The WEP does not apply to PERA retirees who:

  • Qualified for PERA retirement before 1986.
  • Have 30 or more years of “substantial” Social Security earnings (see the WEP fact sheet for the annual amounts that Social Security considers substantial).
  • Pay Social Security tax on PERA-covered employment (applies to some local government retirees covered by both PERA and Social Security).

What is GPO?

The GPO applies to PERA retirees who also receive a Social Security spousal or widow(er) benefit. The GPO reduces the spousal Social Security benefit by two-thirds of the PERA benefit and may completely eliminate the Social Security benefit.

As the Social Security Administration explains, a person’s Social Security benefit as a spouse, widow or widower has always been offset dollar for dollar by the amount of his or her own retirement benefit. In enacting the Government Pension Offset provision, Congress intended to ensure that when determining the amount of spousal benefit, government employees who do not pay Social Security taxes would be treated in a similar manner to those who work in the private sector and pay Social Security taxes.

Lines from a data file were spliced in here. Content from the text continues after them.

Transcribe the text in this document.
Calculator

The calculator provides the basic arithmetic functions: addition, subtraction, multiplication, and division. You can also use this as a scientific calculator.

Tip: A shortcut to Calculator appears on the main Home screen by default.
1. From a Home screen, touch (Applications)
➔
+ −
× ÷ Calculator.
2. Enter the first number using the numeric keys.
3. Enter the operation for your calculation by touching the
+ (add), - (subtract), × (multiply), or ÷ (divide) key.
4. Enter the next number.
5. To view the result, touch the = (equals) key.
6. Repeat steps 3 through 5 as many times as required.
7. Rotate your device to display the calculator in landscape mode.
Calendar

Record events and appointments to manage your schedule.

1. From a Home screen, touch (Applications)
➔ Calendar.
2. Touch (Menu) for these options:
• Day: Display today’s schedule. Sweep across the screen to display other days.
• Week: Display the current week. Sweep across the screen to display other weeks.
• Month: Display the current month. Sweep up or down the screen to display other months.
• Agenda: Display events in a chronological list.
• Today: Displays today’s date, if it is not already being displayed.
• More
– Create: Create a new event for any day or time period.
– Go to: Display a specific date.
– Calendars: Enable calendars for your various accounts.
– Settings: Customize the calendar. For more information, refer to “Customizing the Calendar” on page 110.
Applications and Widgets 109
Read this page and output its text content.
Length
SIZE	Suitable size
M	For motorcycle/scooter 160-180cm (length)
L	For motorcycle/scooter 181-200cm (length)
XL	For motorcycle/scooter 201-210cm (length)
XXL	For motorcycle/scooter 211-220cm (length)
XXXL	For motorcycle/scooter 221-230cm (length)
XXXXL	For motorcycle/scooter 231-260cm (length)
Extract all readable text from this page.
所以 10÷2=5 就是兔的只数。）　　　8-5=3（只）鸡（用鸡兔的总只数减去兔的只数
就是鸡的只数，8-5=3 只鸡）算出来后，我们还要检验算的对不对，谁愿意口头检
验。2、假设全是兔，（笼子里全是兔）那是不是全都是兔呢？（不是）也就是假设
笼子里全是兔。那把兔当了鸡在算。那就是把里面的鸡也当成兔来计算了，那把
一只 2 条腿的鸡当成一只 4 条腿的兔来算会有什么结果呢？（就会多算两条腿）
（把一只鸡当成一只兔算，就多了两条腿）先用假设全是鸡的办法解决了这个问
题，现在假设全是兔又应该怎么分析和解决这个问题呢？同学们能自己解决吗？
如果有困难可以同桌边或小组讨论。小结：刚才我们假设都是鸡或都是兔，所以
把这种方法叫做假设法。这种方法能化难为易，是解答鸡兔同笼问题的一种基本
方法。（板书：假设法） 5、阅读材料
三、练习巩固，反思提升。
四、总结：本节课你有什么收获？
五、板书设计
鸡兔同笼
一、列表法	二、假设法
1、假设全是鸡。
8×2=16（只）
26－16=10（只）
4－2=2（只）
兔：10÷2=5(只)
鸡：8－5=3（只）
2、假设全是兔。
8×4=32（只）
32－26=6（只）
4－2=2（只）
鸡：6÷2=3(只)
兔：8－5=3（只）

The GPO does not apply to PERA retirees who:

  • Are not receiving or will not receive a Social Security spousal or widow(er) benefit.
  • Qualified for a PERA retirement benefit before June 30, 1983.
  • Received a PERA benefit based on work that was also covered by Social Security on the last day of employment and the last day was before July 1, 2004 (may apply to some local government retirees who are covered by both PERA and Social Security).
  • Will receive a PERA benefit based on work that is also covered by Social Security during the last five years of employment and the last day of employment was July 1, 2004, or later.

WEP and GPO Calculators

Social Security’s website has a WEP calculator and a GPO calculator that can be used to get a general idea about how benefits under Social Security may be impacted by these reductions.